Brooklyn Museum — Egyptian, Classical, Ancient Near Eastern Art · statue

Paddle Doll

Source of record: Brooklyn Museum — Egyptian, Classical, Ancient Near Eastern Art — catalogued by the holding institution. View the original record →

Description

Object Label: “Paddle dolls” earned their nickname because of their resemblance to modern Ping-Pong paddles. They all show exaggerated depictions of female genitalia. Some are decorated with rudimentary drawings of couples engaged in sexual intercourse, and others have images of birth-gods. The imagery of birth and reproduction suggests that “paddle dolls” enhanced fertility for the living and probably also for the dead. Caption: Paddle Doll, ca. 2008–1630 B.C.E.. Wood, mud, flax, faience, pigment, 8 x 2 1/16 in. (20.3 x 5.2 cm). Brooklyn Museum, Gift of Evangeline Wilbour Blashfield, Theodora Wilbour, and Victor Wilbour honoring the wishes of their mother, Charlotte Beebe Wilbour, as a memorial to their father, Charles Edwin Wilbour, 16.84. (Photo: Brooklyn Museum)

AI image analysis GPT-4o-2024-08-06

Machine-generated from the object's image on May 2026. Not curatorial; treat deities, names, and signs below as the model's best reading, not authority.

A wooden cosmetic spoon depicting a female figure with detailed hair.

The artifact is a wooden spoon carved in the shape of a woman with exceptional craftsmanship.

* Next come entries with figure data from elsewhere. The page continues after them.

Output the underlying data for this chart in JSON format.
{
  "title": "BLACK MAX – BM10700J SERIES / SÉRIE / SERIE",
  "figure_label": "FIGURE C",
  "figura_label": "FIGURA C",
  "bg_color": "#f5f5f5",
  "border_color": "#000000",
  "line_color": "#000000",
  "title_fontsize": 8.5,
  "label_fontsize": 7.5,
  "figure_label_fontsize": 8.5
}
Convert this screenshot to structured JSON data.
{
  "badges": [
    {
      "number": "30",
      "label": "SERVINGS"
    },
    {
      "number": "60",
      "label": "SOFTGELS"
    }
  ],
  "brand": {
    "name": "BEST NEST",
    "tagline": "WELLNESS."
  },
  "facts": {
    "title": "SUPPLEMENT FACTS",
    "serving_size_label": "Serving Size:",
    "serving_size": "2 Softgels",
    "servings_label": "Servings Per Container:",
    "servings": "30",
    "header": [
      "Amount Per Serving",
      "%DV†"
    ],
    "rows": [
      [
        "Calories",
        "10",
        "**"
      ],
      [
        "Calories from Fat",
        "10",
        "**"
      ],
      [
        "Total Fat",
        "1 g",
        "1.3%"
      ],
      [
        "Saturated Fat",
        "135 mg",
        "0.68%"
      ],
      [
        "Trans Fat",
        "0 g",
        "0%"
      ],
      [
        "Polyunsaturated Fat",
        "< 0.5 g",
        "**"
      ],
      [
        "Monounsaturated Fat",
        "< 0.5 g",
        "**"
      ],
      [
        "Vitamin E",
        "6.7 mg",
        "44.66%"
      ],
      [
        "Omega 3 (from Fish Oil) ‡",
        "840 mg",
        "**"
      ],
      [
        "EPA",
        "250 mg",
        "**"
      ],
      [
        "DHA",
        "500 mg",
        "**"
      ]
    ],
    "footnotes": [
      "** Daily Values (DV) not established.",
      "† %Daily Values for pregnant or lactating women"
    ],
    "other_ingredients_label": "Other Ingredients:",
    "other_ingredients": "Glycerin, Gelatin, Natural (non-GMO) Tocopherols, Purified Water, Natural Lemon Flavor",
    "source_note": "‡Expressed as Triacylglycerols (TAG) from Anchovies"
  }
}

The figure features a stylized body and a detailed decoration representing hair, likely made from a separate material. This form suggests a utilitarian object with a decorative purpose, possibly used in daily grooming rituals. The overall design is typical of cosmetic implements from the period.

daily life New Kingdom good
Materials wood

Connections

Found at Egypt
Materials Wood

Cross-references (2)

  • BKM-Accession 16.84 tier-2
  • BKM-Object 3145 tier-2
About this record's data
  • From the source institution — accession, description, dimensions, and dating are as catalogued by Brooklyn Museum — Egyptian, Classical, Ancient Near Eastern Art.
  • AI-inferred — the image-analysis panel (deities, names, signs) is machine-generated and may be wrong.
  • Approximate location — most map points are plotted at the site centroid, not the exact findspot.
  • Inferred links — cross-references marked with a match method other than explicit-source-field were matched by us, not stated by the source.